Jean Léry, pastor calvinista que veio ao Brasil na expedição que tentou criar aqui uma colônia francesa chamada França Antártica, em 1536, quando voltou à Europa escreveu um livro chamado Viagem à Terra do Brasil.
Um trecho desse livro narra um diálogo dele com um velho tupinambá. Muita gente conhece essa conversa, mas repito aqui porque acho muito interessante. Aí vai:
“Os tupinambás muito se admiram de os franceses e outros estrangeiros se darem ao trabalho de buscar aqui o pau-brasil. Uma vez, um velho me perguntou:
― Por que vocês, franceses e portugueses, vêm buscar lenha tão longe? Não tem madeira na terra de vocês?
Respondi que tínhamos muita, mas não daquela qualidade, e que buscávamos não para queimar, como ele supunha, mas para extrair tinta dela e tingir, como eles mesmos faziam com seus fios de algodão e suas plumas.
O velho retrucou imediatamente:
― E vocês precisam de muito?
― Sim ― respondi. ― No nosso país existem negociantes que possuem mais panos, facas, tesouras, espelhos e outras mercadorias do que vocês podem imaginar, e um só deles compra todo o pau-brasil com que muitos navios voltam carregados.
― Ah! ― retrucou o selvagem. ― Você me conta maravilhas…
E, depois de pensar no que eu disse, acrescentou:
― Mas esses homens tão ricos não morrem?
― Sim ― disse eu. ― Morrem como os outros.
Mas os selvagens são grandes conversadores e costumam ir até o fim em qualquer assunto. Por isso, me perguntou de novo:
― E quando morrem, para quem fica o que deixam?
― Para os seus filhos ― respondi. ― Se não tiver filhos, para os irmãos ou parentes mais próximos.

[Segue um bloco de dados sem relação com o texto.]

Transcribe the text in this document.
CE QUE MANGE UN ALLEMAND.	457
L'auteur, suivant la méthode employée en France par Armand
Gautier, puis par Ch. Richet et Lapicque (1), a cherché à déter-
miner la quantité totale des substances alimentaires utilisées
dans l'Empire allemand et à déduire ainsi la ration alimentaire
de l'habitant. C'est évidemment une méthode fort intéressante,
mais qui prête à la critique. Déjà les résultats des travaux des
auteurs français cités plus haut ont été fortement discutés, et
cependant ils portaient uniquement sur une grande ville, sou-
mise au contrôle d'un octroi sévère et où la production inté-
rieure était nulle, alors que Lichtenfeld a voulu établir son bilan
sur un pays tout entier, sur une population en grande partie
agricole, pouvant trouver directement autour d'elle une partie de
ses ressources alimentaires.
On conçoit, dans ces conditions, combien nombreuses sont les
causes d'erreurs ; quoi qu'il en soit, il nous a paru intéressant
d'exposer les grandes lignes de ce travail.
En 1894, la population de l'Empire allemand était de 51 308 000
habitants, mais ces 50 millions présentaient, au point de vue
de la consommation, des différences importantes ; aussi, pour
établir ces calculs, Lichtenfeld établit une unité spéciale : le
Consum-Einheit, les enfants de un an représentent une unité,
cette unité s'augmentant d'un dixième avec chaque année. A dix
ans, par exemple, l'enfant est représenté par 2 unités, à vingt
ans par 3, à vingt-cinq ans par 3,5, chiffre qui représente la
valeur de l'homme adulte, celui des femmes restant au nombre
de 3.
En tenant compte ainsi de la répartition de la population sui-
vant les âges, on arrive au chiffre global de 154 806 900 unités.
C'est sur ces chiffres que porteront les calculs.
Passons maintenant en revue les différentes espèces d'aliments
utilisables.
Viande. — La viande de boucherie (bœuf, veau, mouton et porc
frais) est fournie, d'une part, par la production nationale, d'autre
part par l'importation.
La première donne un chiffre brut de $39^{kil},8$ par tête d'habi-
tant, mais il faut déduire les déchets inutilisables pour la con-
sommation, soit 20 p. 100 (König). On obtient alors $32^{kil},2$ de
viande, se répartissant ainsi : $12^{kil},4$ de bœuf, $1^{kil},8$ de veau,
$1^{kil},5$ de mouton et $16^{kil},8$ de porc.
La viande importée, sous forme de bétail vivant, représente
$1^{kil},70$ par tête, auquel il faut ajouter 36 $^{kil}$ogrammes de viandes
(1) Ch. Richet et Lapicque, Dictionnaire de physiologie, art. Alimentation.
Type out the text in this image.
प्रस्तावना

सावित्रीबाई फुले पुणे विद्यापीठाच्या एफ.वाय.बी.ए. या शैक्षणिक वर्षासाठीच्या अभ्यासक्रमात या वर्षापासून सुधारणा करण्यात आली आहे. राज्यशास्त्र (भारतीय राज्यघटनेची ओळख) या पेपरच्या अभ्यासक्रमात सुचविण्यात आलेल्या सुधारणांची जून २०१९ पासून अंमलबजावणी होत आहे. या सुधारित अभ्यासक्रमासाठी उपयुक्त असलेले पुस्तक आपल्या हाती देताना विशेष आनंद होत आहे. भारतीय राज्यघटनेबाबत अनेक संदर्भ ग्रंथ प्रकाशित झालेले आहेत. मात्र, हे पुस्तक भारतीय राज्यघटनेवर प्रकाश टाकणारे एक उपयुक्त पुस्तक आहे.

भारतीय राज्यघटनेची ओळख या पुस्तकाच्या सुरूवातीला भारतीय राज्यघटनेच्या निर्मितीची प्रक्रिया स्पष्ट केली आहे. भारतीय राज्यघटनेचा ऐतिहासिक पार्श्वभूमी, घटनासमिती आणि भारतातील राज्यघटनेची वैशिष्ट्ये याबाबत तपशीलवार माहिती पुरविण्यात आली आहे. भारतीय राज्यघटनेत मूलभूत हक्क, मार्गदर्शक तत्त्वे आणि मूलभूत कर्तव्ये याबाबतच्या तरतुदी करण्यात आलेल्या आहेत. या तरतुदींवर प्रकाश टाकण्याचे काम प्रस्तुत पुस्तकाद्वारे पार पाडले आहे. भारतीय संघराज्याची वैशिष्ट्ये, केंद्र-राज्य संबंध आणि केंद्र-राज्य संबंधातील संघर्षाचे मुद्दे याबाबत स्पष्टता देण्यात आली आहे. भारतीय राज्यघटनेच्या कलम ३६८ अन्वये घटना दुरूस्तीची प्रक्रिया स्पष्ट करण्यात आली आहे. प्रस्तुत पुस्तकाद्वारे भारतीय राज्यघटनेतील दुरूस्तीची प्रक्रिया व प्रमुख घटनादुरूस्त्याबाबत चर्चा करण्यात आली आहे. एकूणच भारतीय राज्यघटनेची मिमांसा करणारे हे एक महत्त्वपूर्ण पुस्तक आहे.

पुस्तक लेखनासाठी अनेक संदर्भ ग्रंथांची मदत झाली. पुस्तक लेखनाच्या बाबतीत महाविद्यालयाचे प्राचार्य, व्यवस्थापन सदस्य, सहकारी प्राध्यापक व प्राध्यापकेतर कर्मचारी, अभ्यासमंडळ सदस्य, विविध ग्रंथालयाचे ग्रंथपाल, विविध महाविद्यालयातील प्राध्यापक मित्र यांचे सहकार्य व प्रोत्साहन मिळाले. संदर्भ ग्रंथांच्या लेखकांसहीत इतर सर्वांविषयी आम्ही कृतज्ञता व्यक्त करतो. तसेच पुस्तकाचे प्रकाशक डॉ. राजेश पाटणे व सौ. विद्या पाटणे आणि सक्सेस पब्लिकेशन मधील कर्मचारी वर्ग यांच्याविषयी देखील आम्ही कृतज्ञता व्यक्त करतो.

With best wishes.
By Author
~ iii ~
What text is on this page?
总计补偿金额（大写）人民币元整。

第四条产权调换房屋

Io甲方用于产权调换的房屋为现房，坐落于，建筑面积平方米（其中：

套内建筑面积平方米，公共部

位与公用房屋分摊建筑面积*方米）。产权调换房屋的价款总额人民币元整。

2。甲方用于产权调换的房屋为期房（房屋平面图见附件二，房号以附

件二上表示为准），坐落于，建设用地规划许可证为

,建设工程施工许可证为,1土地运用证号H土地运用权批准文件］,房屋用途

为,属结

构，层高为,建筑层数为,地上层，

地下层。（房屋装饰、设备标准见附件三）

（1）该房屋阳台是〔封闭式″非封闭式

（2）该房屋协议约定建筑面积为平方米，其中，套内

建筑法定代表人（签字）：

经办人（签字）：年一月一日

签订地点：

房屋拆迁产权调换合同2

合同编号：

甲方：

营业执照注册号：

― Na verdade ― continuou o velho que, como vão ver, não era nenhum imbecil ―, agora vejo que vocês franceses são todos uns doidos varridos, pois atravessam o mar e sofrem grandes incômodos, como dizem quando chegam aqui, e trabalham tanto para amontoar riquezas para seus filhos ou para aqueles que sobrevivem a vocês! Não será a terra que lhes alimentou suficiente para alimentar a eles também? Nós temos pais, mães e filhos a quem amamos, mas estamos certos de que, depois da nossa morte, a terra que nos alimentou também alimentará a eles. Por isso, descansamos sem maiores cuidados.”